More generally, any piece of legal work where the barrister is the key component offers an opportunity. Much legal work is a package of different elements – preparing a case, representation in court, etc. However, if the barrister’s time represents the vast majority of what a client is paying for, why use an intermediary?
l What value does the client gain from the solicitor firm infrastructure?
Our survey of chambers showed that barristers’ overheads take up about 30% of gross income. On the other hand, typically around 50% of what a fee earner in a firm of solicitors generates goes on overheads.
A solicitors’ higher overheads are used to support an infrastructure that in many cases offers value to clients. It might be worth paying a solicitor for services that a chambers might not be able to offer, such as document production services, staff strength in depth, etc. But this is not always the case.
l Are there spin-off benefits from the solicitor/barrister relationship?
A solicitor client can often offer an on-going stream of instructions. Chambers will therefore be reluctant to seek BarDirect instructions where this is clearly cutting out an existing solicitor client.
For example, a chambers that accepts instructions regularly from a firm of solicitors on insolvency matters is unlikely to go directly to that firm’s clients, who might typically be the insolvency practices of the large accounting firms.
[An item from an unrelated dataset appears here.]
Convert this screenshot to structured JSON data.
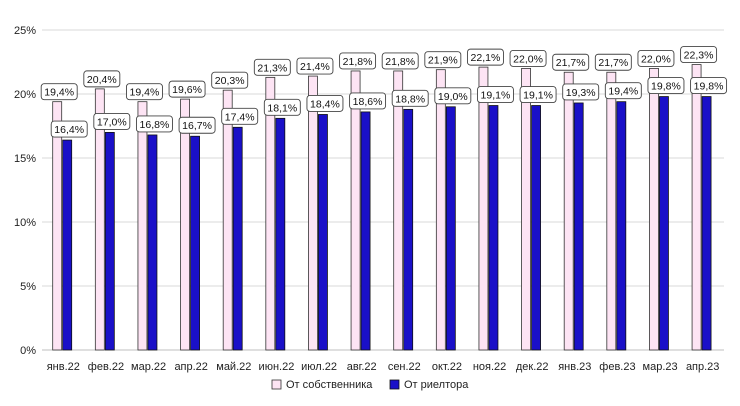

However, the chambers would be justified in seeking out a completely different group of potential clients, for example, accountants who are sole practitioners.
l Are there spin-off benefits to the client from instructing a solicitor?
A client might wish to instruct a solicitor even though he can go directly to a barrister. For example, a firm of accountants may place insolvency work with a firm of solicitors in the expectation of referrals back from that firm.
However, if the solicitor cannot offer reciprocal benefits the client might consider going directly to the barrister.
Answering these questions will help identify situations that offer opportunities.
Many of these situations will be ones where clients have instructed neither a solicitor nor a barrister previously, for the legal market is dynamic. For example, employment tribunal work has grown rapidly in recent years and has provided work for both solicitors and barristers. It is those individuals and organisations that identify the growth areas that will prosper – whether they are barristers
or solicitors.
This does not mean barristers are moving away from their traditional work of offering advice and advocacy – it is more a question of using those well-recognised skills in new areas.